Marie Hobson has over 10 years’ experience of conducting and co-ordinating audience research and insight in museums, having worked at the Science Museum, Natural History Museum and now at the Victoria and Albert Museum in London, U.K. In these roles, she has been responsible for understanding visitors and non-visitors to inform audience development strategies. Marie is currently pursuing a professional doctorate at King’s College, London. Her dissertation investigates museum practitioners’ understanding of research and evaluation; professionalization of visitor studies; and how to apply organisational learning theory to museums to increase the impact of audience research on practice.
Experiencing, enjoying, touching – approaching audiences of science communication – Philipp Schrögel
While traditional understandings of science communication focus on public lectures, journalism and mass media audiences, the modern understanding considers communication in the context of a variety of aspects: from informal learning spaces, including museums, to edutainment approaches and Open Science or Citizen Science. Also, the modern understanding of the goals of science communication goes beyond educating the lay masses, particularly considering societal and political implications of science communication – similar to the debates on new definitions for the museum. However, two aspects often overlooked are the question who is reached by the activities and what other effects should be considered besides specific learning outcomes. This contribution provides an overview on approaches to widen the perspectives and audiences of science communication, including experiences from own research projects on edutainment through science slams, underserved audiences, the role of haptics in a museum of natural history and science communication in rural areas.

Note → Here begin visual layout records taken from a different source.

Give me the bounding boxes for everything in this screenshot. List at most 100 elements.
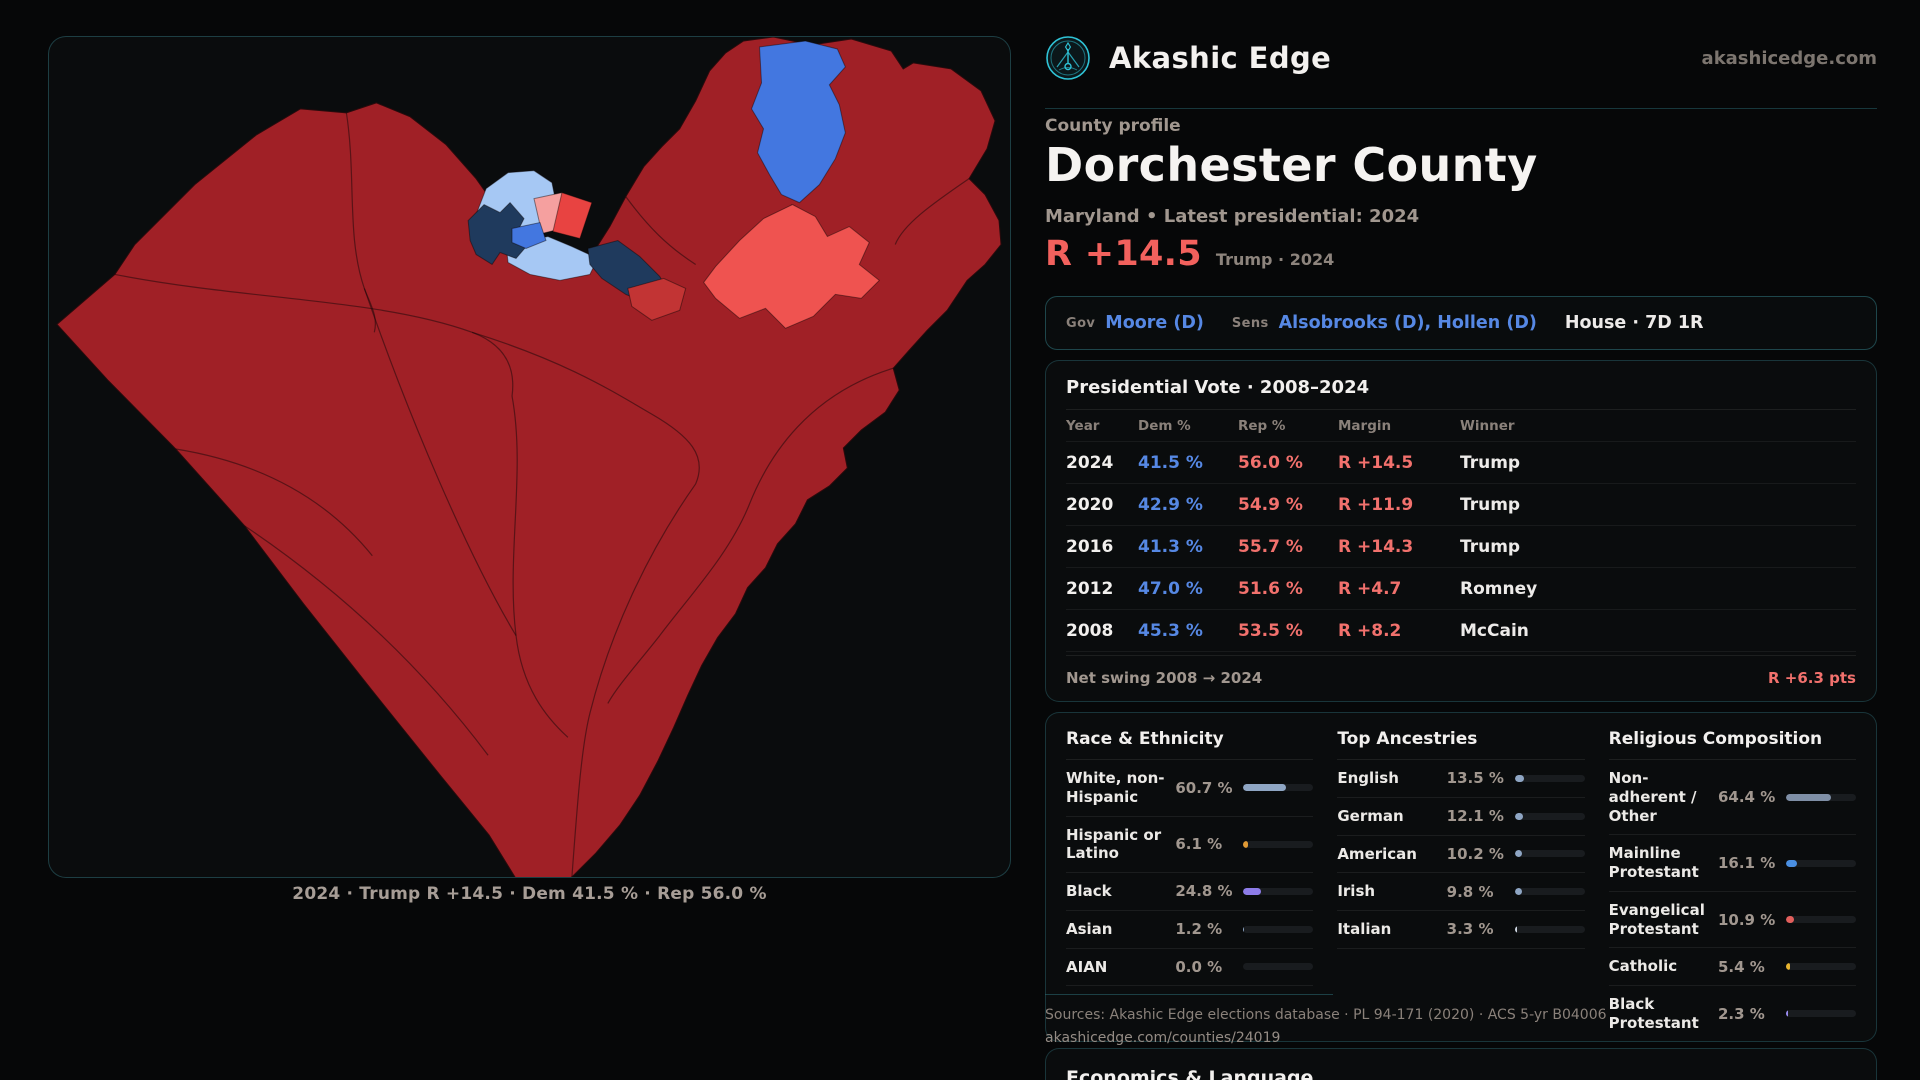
religion-column: Religious Composition Non-adherent / Oth…: [1608, 729, 1856, 1041]
county-shape[interactable]: [56, 37, 1002, 877]
precinct-regions[interactable]: [467, 40, 881, 329]
profile-panel: Akashic Edge akashicedge.com County prof…: [1045, 0, 1877, 1080]
precinct-blue-north: [750, 40, 846, 204]
sources-line: Sources: Akashic Edge elections database…: [1045, 1007, 1607, 1023]
bar-fill: [1243, 925, 1245, 933]
page-title: Dorchester County: [1045, 138, 1538, 192]
bar-fill: [1785, 859, 1798, 867]
bar-track: [1785, 916, 1856, 923]
list-item: Non-adherent / Other 64.4 %: [1608, 760, 1856, 836]
presidential-vote-card: Presidential Vote · 2008–2024 Year Dem %…: [1045, 360, 1877, 702]
col-rep: Rep %: [1238, 417, 1286, 434]
list-item: Black 24.8 %: [1066, 873, 1314, 911]
bar-fill: [1514, 850, 1522, 858]
bar-track: [1785, 963, 1856, 971]
list-item: English 13.5 %: [1337, 760, 1585, 798]
precinct-boundaries: [114, 112, 970, 877]
county-precinct-map[interactable]: [49, 37, 1010, 877]
gov-label: Gov: [1066, 315, 1096, 331]
kicker-label: County profile: [1045, 116, 1181, 136]
header-divider: [1045, 108, 1877, 109]
bar-fill: [1243, 887, 1261, 895]
col-dem: Dem %: [1138, 417, 1191, 434]
list-item: Catholic 5.4 %: [1608, 948, 1856, 986]
bar-fill: [1785, 793, 1832, 801]
table-row: 2016 41.3 % 55.7 % R +14.3 Trump: [1066, 526, 1856, 568]
bar-track: [1785, 793, 1856, 801]
table-row: 2020 42.9 % 54.9 % R +11.9 Trump: [1066, 484, 1856, 526]
brand-header: Akashic Edge akashicedge.com: [1045, 32, 1877, 84]
officials-bar: Gov Moore (D) Sens Alsobrooks (D), Holle…: [1045, 296, 1877, 350]
presidential-card-title: Presidential Vote · 2008–2024: [1066, 377, 1856, 410]
brand-domain[interactable]: akashicedge.com: [1701, 47, 1877, 69]
ancestries-column: Top Ancestries English 13.5 % German 12.…: [1337, 729, 1585, 1041]
bar-fill: [1514, 774, 1525, 782]
headline-margin-note: Trump · 2024: [1215, 250, 1335, 269]
bar-track: [1243, 925, 1314, 933]
house-value: House · 7D 1R: [1564, 313, 1704, 333]
bar-fill: [1514, 925, 1517, 933]
demographics-card: Race & Ethnicity White, non-Hispanic 60.…: [1045, 712, 1877, 1042]
bar-fill: [1243, 784, 1286, 792]
list-item: Mainline Protestant 16.1 %: [1608, 835, 1856, 892]
headline-margin-row: R +14.5 Trump · 2024: [1045, 234, 1334, 274]
economics-card-title: Economics & Language: [1066, 1067, 1314, 1080]
list-item: Hispanic or Latino 6.1 %: [1066, 817, 1314, 873]
presidential-table-header: Year Dem % Rep % Margin Winner: [1066, 410, 1856, 442]
precinct-bright-red: [552, 191, 593, 240]
headline-margin: R +14.5: [1045, 234, 1202, 274]
table-row: 2008 45.3 % 53.5 % R +8.2 McCain: [1066, 610, 1856, 652]
sources-footnote: Sources: Akashic Edge elections database…: [1045, 994, 1607, 1049]
bar-fill: [1514, 812, 1524, 820]
net-swing-label: Net swing 2008 → 2024: [1066, 669, 1263, 687]
ancestries-title: Top Ancestries: [1337, 729, 1585, 760]
bar-fill: [1785, 916, 1794, 923]
bar-track: [1785, 1010, 1856, 1018]
religion-title: Religious Composition: [1608, 729, 1856, 760]
net-swing-row: Net swing 2008 → 2024 R +6.3 pts: [1066, 655, 1856, 687]
bar-track: [1243, 887, 1314, 895]
list-item: AIAN 0.0 %: [1066, 949, 1314, 987]
precinct-salmon-east: [703, 204, 881, 329]
gov-value: Moore (D): [1105, 313, 1204, 333]
bar-track: [1514, 774, 1585, 782]
net-swing-value: R +6.3 pts: [1768, 669, 1856, 687]
bar-track: [1243, 963, 1314, 971]
list-item: Italian 3.3 %: [1337, 911, 1585, 949]
precinct-medium-red: [627, 277, 687, 321]
precinct-light-blue-lower: [505, 236, 599, 281]
table-row: 2012 47.0 % 51.6 % R +4.7 Romney: [1066, 568, 1856, 610]
list-item: German 12.1 %: [1337, 798, 1585, 836]
col-margin: Margin: [1338, 417, 1392, 434]
race-ethnicity-column: Race & Ethnicity White, non-Hispanic 60.…: [1066, 729, 1314, 1041]
precinct-blue-small: [511, 221, 547, 250]
bar-fill: [1514, 888, 1522, 896]
col-winner: Winner: [1460, 417, 1515, 434]
page-subtitle: Maryland • Latest presidential: 2024: [1045, 206, 1420, 227]
bar-track: [1785, 859, 1856, 867]
table-row: 2024 41.5 % 56.0 % R +14.5 Trump: [1066, 442, 1856, 484]
list-item: White, non-Hispanic 60.7 %: [1066, 760, 1314, 817]
bar-track: [1514, 850, 1585, 858]
list-item: American 10.2 %: [1337, 836, 1585, 874]
list-item: Evangelical Protestant 10.9 %: [1608, 892, 1856, 949]
precinct-map-card: [48, 36, 1011, 878]
list-item: Irish 9.8 %: [1337, 873, 1585, 911]
bar-track: [1243, 784, 1314, 792]
bar-track: [1514, 888, 1585, 896]
bar-track: [1514, 925, 1585, 933]
race-title: Race & Ethnicity: [1066, 729, 1314, 760]
map-caption: 2024 · Trump R +14.5 · Dem 41.5 % · Rep …: [292, 884, 767, 904]
bar-track: [1243, 840, 1314, 848]
sens-label: Sens: [1231, 315, 1269, 331]
list-item: Black Protestant 2.3 %: [1609, 986, 1856, 1041]
bar-fill: [1243, 840, 1248, 848]
sources-url[interactable]: akashicedge.com/counties/24019: [1045, 1029, 1281, 1046]
list-item: Asian 1.2 %: [1066, 911, 1314, 949]
brand-name[interactable]: Akashic Edge: [1109, 41, 1332, 75]
bar-fill: [1785, 1010, 1788, 1018]
bar-track: [1514, 812, 1585, 820]
economics-language-card: Economics & Language: [1045, 1048, 1877, 1080]
akashic-edge-logo-icon[interactable]: [1045, 35, 1091, 81]
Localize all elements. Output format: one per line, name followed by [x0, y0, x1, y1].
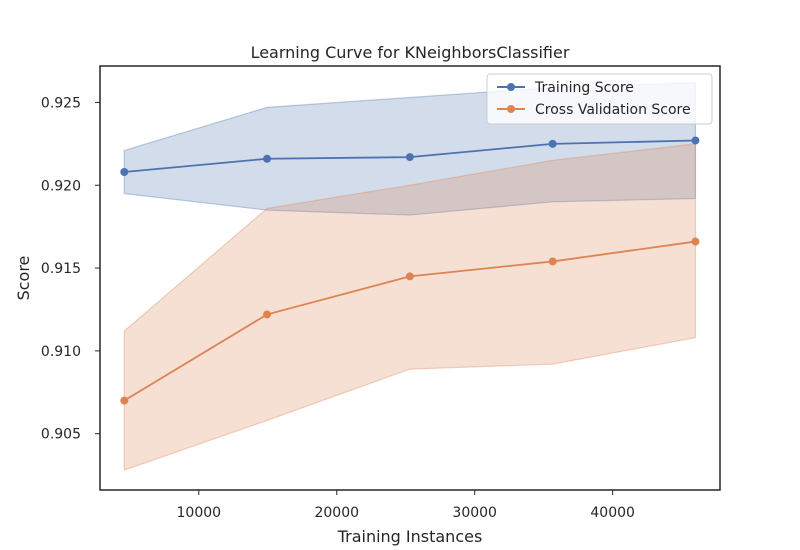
- legend-training-marker: [507, 83, 515, 91]
- cv-score-point: [263, 310, 272, 319]
- cv-score-point: [691, 237, 700, 246]
- cv-score-point: [548, 257, 557, 266]
- x-axis-label: Training Instances: [337, 527, 483, 546]
- y-tick-label: 0.920: [41, 178, 81, 194]
- y-tick-label: 0.905: [41, 427, 81, 443]
- x-tick-label: 10000: [177, 505, 222, 521]
- y-axis-ticks: 0.905 0.910 0.915 0.920 0.925: [41, 95, 100, 443]
- training-score-point: [691, 136, 700, 145]
- y-tick-label: 0.925: [41, 95, 81, 111]
- legend-box: [486, 73, 713, 125]
- x-tick-label: 20000: [314, 505, 359, 521]
- x-axis-ticks: 10000 20000 30000 40000: [177, 490, 635, 521]
- legend-cv-label: Cross Validation Score: [535, 102, 691, 118]
- cv-confidence-band: [123, 143, 697, 471]
- y-tick-label: 0.915: [41, 261, 81, 277]
- plot-frame: [99, 65, 721, 491]
- x-tick-label: 40000: [590, 505, 635, 521]
- legend-cv-marker: [507, 105, 515, 113]
- training-score-point: [120, 168, 129, 176]
- x-tick-label: 30000: [452, 505, 497, 521]
- cv-score-point: [120, 396, 129, 405]
- legend: Training Score Cross Validation Score: [486, 73, 713, 125]
- cv-score-point: [405, 272, 414, 281]
- training-score-point: [405, 153, 414, 162]
- training-score-point: [263, 154, 272, 163]
- chart-title: Learning Curve for KNeighborsClassifier: [251, 43, 570, 62]
- y-axis-label: Score: [14, 256, 33, 301]
- legend-training-label: Training Score: [534, 80, 634, 96]
- training-score-point: [548, 139, 557, 148]
- y-tick-label: 0.910: [41, 344, 81, 360]
- series-points: [120, 136, 700, 405]
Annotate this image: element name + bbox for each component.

Philipp Schrögel is a science communication researcher and practitioner. His focus in both areas lies on creative and participatory forms of science communication – ranging from science slams to science comics or science street art. A central question to him is, how public engagement with science can reach people beyond the traditional educated classes. In thinking about access and accessibility in science communication, he questions traditional methods and traditional aims of science communication. He currently works as research area coordinator and is responsible for science communication at the Käte Hamburger Centre for Apocalyptic and Post-Apocalyptic Studies (CAPAS) at Heidelberg University.